Il semblerait que le mot d’ordre soit de toujours, toujours,
toujours rappeler aux femmes qu’elles sont en situation de précarité, qu'elles font partie des catégories fragiles même (et
surtout) quand elles ne le sont pas [le covid-19 est plus virulent chez les
hommes]. Autre mot d’ordre :
Ces décisions sont prises en croyant bien faire, toujours. Le gouvernement
nous veut du bien, toujours.
Mais l’heure n’est
pas aux bonnes intentions idiotes.
Ils vont nous
dire que garder certaines femmes, les mères (exclusivement les mères, pas l’un
des parents) à la maison pour qu’elles puissent prendre soin des enfants déscolarisés et du foyer, les protégera. Ils nous
diront que ces mesures temporaires auront le mérite de préserver les femmes de
la maladie, de l’effritement de leurs foyers, des décisions abusives de leurs
employeurs, de toutes formes d’exploitations familiales et professionnelles. Bien.
On les protège, voyez-vous ! On les protège du monde extérieur et d’elles-mêmes,
de leurs envies de sortir, du risque qu’elles ne deviennent trop autonomes,
trop solvables, trop émancipées. Non, ceci n’est pas de la discrimination positive.
C’est une discrimination enracinée, idéologiquement chargée et... vénéneuse.
J’entends aussi s’approcher
de loin les accusations de féminisme déplacé (car on est en guerre, attention).
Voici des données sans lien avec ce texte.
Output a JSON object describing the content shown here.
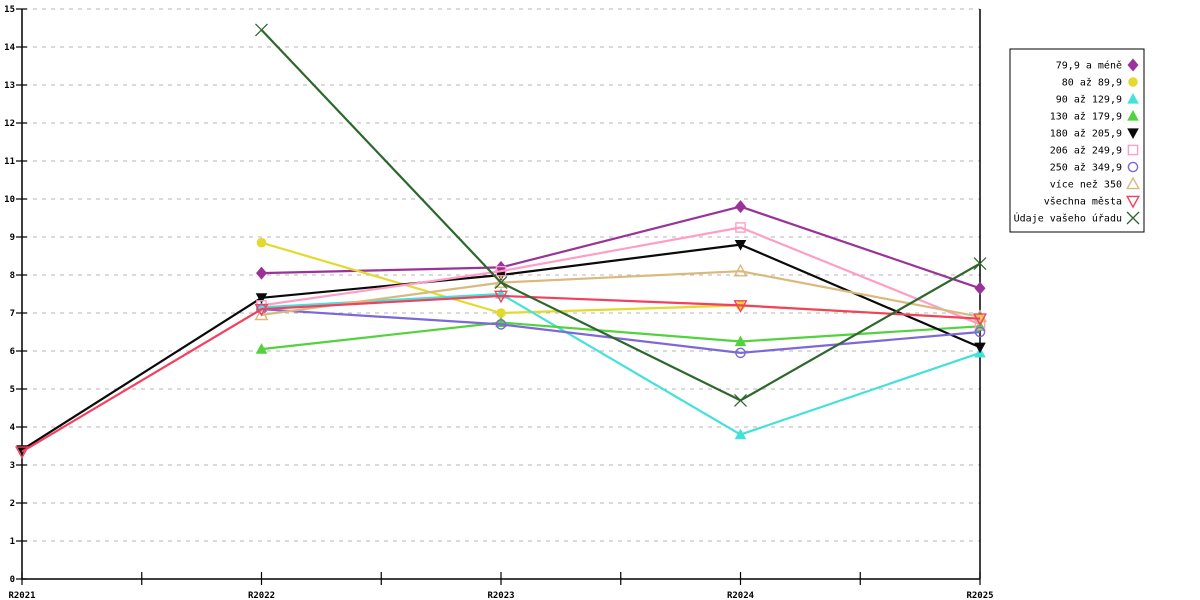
{
  "chart_data": {
    "type": "line",
    "title": "",
    "xlabel": "",
    "ylabel": "",
    "x_categories": [
      "R2021",
      "R2022",
      "R2023",
      "R2024",
      "R2025"
    ],
    "ylim": [
      0,
      15
    ],
    "y_tick_step": 1,
    "grid": "horizontal-dashed",
    "grid_color": "#b4b4b4",
    "axis_color": "#000000",
    "background_color": "#ffffff",
    "legend_position": "right",
    "series": [
      {
        "name": "79,9 a méně",
        "color": "#993399",
        "marker": "diamond-filled",
        "values": [
          null,
          8.05,
          8.2,
          9.8,
          7.65
        ]
      },
      {
        "name": "80 až 89,9",
        "color": "#e4d92e",
        "marker": "circle-filled",
        "values": [
          null,
          8.85,
          7.0,
          7.2,
          6.85
        ]
      },
      {
        "name": "90 až 129,9",
        "color": "#43e1da",
        "marker": "triangle-filled",
        "values": [
          null,
          7.15,
          7.5,
          3.8,
          5.95
        ]
      },
      {
        "name": "130 až 179,9",
        "color": "#52d23c",
        "marker": "triangle-filled",
        "values": [
          null,
          6.05,
          6.75,
          6.25,
          6.65
        ]
      },
      {
        "name": "180 až 205,9",
        "color": "#0a0a0a",
        "marker": "triangle-down-filled",
        "values": [
          3.4,
          7.4,
          8.0,
          8.8,
          6.1
        ]
      },
      {
        "name": "206 až 249,9",
        "color": "#ff9ec5",
        "marker": "square-open",
        "values": [
          null,
          7.2,
          8.1,
          9.25,
          6.7
        ]
      },
      {
        "name": "250 až 349,9",
        "color": "#7c68d8",
        "marker": "circle-open",
        "values": [
          null,
          7.1,
          6.7,
          5.95,
          6.5
        ]
      },
      {
        "name": "více než 350",
        "color": "#d9b97e",
        "marker": "triangle-open",
        "values": [
          null,
          6.95,
          7.8,
          8.1,
          6.9
        ]
      },
      {
        "name": "všechna města",
        "color": "#f4405f",
        "marker": "triangle-down-open",
        "values": [
          3.35,
          7.1,
          7.45,
          7.2,
          6.85
        ]
      },
      {
        "name": "Údaje vašeho úřadu",
        "color": "#2e672e",
        "marker": "x",
        "values": [
          null,
          14.45,
          7.8,
          4.7,
          8.3
        ]
      }
    ]
  }
}
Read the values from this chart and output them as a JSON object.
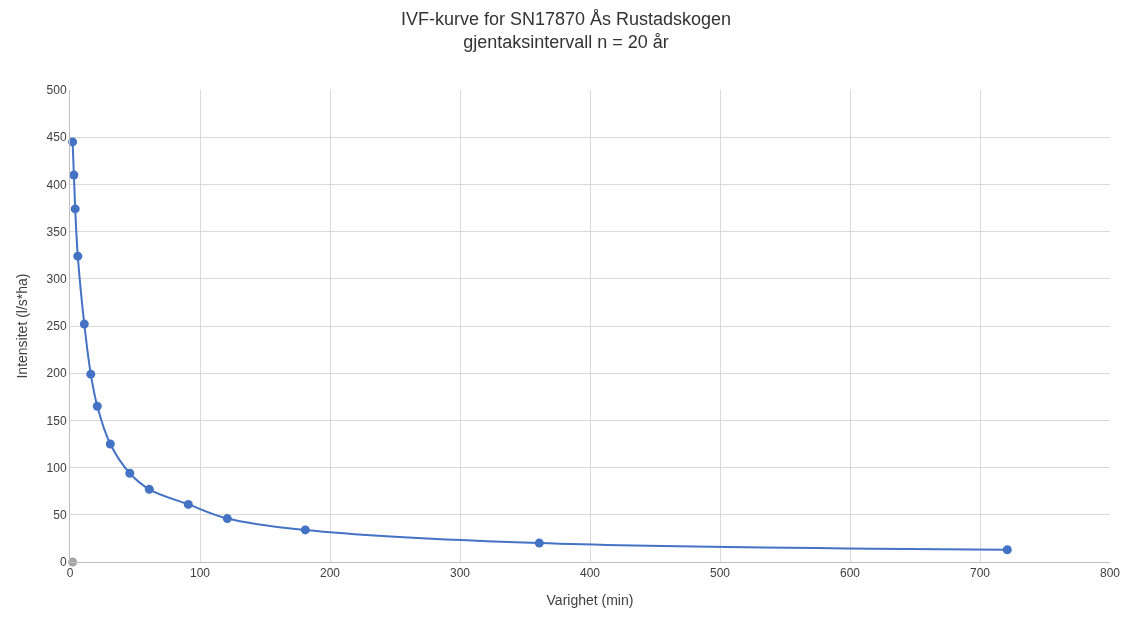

Ils vont appeler à ne pas s'inquiéter des balbutiements ridicules d'une petite bourgeoisie bien pensante déconnectée de
la réalité (noire) des femmes travailleuses de son pays et qui veut encore imposer
ses théories universalistes (blanches) à un contexte social qui est le nôtre (c’est
à dire brun). Il vont appeler les guerrières confinées à rester vaillantes! Ça va, merci.
Le mal que l’on peut causer en essayant de protéger
par l’exclusion est incommensurable. Avoir osé nommer une catégorie "Mères dont les enfants ont moins de 15 ans", les fragilise, les décrédite, et instantanément, assoit une situation de déchirure. Les Déchirées (Torn women) sont celles qui ne sont à leurs places nulle-part, et qui s'en sentent constamment coupables. Et on fabrique ces Déchirées par les petites injections
de violences circonstancielles, mignonnes, protectrices, enrobées de sucre
glace… par petits textes sexistes dans le journal officiel, qu'on ajoute à fin, comme une goutte d’essence de géranium finale sur la Bouza ramadanesque.
Et ce qu’il y aura à faire de mieux, ce sera de désobéir.